Quatre personnes sur cinq souffrent de lombalgie au cours de leur vie. Compte tenu de cette prévalence élevée, l’Assurance Maladie a constitué un groupe de travail multidisciplinaire qui a pour but d’optimiser les parcours de soins et d’accompagner les pratiques des professionnels de santé concernés (médecins généralistes, rhumatologues, rééducateurs, chirurgiens, kinésithérapeutes). L’Assurance Maladie a publié une synthèse des travaux de ce groupe dont voici les principaux éléments.
Dans la majorité des cas, l’évolution spontanée de la lombalgie est favorable dans les 4 à 6 semaines suivant un épisode aigu : 90 % des patients seront guéris dans ce délai. En cas de persistance de la lombalgie au-delà de 4 à 6 semaines, on parle de lombalgie subaiguë qui risque d’évoluer vers la chronicité si les symptômes douloureux persistent au-delà de 12 semaines. L’évolution des lombalgies vers la chronicité s’observe dans seulement 6 à 8 % des cas, mais représente à elle seule plus de 85 % des coûts médicaux directs et indirects de la lombalgie. Il est très important d’identifier ces patients à risque, pour leur proposer une prise en charge spécifique afin d’éviter ce passage à la chronicité.
En l’absence de signes de gravité, rassurer le patient et maintenir une activité physique
Devant toute lombalgie aiguë, il faut s’assurer qu’il n’existe pas d’affection sous-jacente en cherchant des signes d’alerte ou « drapeaux rouges », dont la présence nécessite des examens complémentaires, voire des gestes d’urgence. Si ces signes d’alerte sont écartés, la lombalgie est commune et il faut rassurer le patient sur la bénignité de l’affection, en dépit d’une douleur qui peut parfois être intense. Il faut s’attacher à maintenir dans la mesure du possible l’activité physique ou socio-professionnelle du patient. En effet, le repos n’a pas d’effet bénéfique dans la lombalgie aiguë et a même un effet aggravant. La poursuite d’une activité physique est certainement le meilleur traitement de la lombalgie à tous les stades. Il n’y a pas d’intérêt à proposer systématiquement un examen d’imagerie dans le premier mois d’évolution. En revanche, il faut mettre en place un traitement médicamenteux de la douleur, adapté à son intensité, qui peut aider au maintien de l’activité, en expliquant au patient qu’il ne risque pas de se blesser en restant actif et que se mobiliser est un facteur de guérison. Analyser précocement les aspects psychologiques et les aspects sociaux (personnel, professionnel) est important pour réduire le risque de chronicisation.

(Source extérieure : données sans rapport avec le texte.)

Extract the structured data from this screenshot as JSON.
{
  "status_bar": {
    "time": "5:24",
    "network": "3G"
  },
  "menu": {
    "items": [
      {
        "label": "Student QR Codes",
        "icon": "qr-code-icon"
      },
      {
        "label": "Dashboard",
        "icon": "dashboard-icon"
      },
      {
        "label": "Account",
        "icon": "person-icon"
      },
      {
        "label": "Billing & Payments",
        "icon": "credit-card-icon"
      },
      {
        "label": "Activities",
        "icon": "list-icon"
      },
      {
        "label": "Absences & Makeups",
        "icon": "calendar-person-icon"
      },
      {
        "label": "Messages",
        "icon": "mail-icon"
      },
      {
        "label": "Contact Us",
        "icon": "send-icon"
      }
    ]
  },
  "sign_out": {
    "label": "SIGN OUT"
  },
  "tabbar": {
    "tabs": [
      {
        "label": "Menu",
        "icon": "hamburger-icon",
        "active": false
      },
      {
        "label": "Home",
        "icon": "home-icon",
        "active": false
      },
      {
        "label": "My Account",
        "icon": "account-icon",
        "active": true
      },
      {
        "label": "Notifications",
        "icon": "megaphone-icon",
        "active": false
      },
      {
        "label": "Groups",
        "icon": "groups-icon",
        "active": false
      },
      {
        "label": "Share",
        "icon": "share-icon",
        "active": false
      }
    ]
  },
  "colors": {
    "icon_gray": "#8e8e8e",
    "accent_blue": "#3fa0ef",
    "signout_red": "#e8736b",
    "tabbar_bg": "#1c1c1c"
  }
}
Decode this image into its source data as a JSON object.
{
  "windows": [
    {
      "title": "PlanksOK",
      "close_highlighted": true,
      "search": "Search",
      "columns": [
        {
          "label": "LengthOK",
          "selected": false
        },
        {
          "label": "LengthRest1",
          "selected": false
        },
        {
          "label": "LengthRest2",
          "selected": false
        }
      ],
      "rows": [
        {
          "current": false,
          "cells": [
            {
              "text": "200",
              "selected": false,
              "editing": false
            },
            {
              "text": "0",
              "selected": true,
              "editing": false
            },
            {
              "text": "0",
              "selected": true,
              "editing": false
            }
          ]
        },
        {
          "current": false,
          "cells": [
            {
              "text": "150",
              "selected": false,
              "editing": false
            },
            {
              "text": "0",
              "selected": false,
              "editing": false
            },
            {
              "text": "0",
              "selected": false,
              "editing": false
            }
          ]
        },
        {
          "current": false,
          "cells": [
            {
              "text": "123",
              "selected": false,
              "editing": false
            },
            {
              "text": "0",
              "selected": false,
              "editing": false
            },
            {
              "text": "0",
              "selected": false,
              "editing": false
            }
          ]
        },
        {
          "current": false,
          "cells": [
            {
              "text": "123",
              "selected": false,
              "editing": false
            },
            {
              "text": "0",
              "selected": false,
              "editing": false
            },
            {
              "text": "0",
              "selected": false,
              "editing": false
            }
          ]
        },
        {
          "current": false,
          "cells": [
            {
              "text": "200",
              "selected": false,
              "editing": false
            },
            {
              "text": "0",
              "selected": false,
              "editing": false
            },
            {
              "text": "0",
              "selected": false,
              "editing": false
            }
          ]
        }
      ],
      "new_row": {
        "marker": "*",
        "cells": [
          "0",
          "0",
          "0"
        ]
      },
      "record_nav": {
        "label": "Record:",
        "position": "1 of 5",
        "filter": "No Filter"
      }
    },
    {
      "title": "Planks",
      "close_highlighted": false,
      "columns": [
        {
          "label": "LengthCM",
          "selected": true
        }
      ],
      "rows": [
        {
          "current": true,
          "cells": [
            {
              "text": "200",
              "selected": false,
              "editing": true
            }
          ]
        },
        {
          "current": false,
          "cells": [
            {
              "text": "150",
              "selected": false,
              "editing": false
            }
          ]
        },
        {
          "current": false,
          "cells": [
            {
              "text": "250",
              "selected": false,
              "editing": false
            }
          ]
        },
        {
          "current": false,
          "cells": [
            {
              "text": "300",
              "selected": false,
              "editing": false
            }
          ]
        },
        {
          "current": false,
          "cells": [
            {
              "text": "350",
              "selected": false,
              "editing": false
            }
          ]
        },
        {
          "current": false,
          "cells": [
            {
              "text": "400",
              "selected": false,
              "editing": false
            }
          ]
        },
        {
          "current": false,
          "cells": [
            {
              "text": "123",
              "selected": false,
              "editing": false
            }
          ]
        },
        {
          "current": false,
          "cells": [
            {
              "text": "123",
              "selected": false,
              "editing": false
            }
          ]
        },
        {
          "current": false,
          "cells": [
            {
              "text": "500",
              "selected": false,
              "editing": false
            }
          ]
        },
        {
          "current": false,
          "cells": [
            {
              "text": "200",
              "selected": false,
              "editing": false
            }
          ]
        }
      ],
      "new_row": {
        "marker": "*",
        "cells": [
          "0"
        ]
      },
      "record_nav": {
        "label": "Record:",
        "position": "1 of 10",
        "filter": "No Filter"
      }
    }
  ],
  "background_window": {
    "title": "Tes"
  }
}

Rechercher les indicateurs psychosociaux d’un risque accru de passage à la chronicité tout au long de la prise en charge
Si après 4 à 6 semaines de traitement bien conduit le patient n’est pas guéri, il faut réévaluer la clinique pour s’assurer de l’absence de complications neurologiques (déficit moteur, syndrome de la queue de cheval), discuter la réalisation d’examens complémentaires et approfondir l’évaluation des facteurs de risque de passage à la chronicité :
- Attitudes et représentations inappropriées par rapport au mal de dos, telles que l’idée que la douleur représenterait un danger et qu’elle pourrait entraîner un handicap grave, ou un comportement passif avec attentes de solutions placées dans des traitements plutôt que dans une implication personnelle active.
- Comportements inappropriés face à la douleur, en particulier d’évitement ou de réduction de l’activité, liés à la peur.
- Problèmes liés au travail (insatisfaction professionnelle ou environnement de travail jugé hostile) ou problèmes liés à une indemnisation (rente, invalidité).
- Problèmes émotionnels (dépression, anxiété, stress, isolement).
Le mécanisme étiologique est précisé si nécessaire, en demandant si besoin un avis spécialisé médical (rhumatologue, médecin de médecine physique et de réadaptation). Une rééducation active peut être mise en place, parfois même dès la fin de la phase aiguë, si on craint une désadaptation à l’effort. Afin de prévenir une désinsertion socioprofessionnelle, il est nécessaire de mettre en place une concertation avec le service de la médecine du travail et le service du contrôle médical de l’Assurance Maladie en cas d’arrêt de travail, pour anticiper la reprise.
Au-delà de 3 mois d’évolution, il faut réévaluer la situation clinique et inscrire son patient dans un dispositif de soins coordonnés pluriprofessionnels.
La chirurgie a peu de place dans la lombalgie pure, au contraire de la lombosciatique (où la décompression vise à soulager la radiculalgie, alors que la lombalgie est inconstamment soulagée). L’évaluation complémentaire en cas de résistance à un traitement médical bien conduit doit être faite par un rhumatologue ou un médecin de médecine physique et de réadaptation.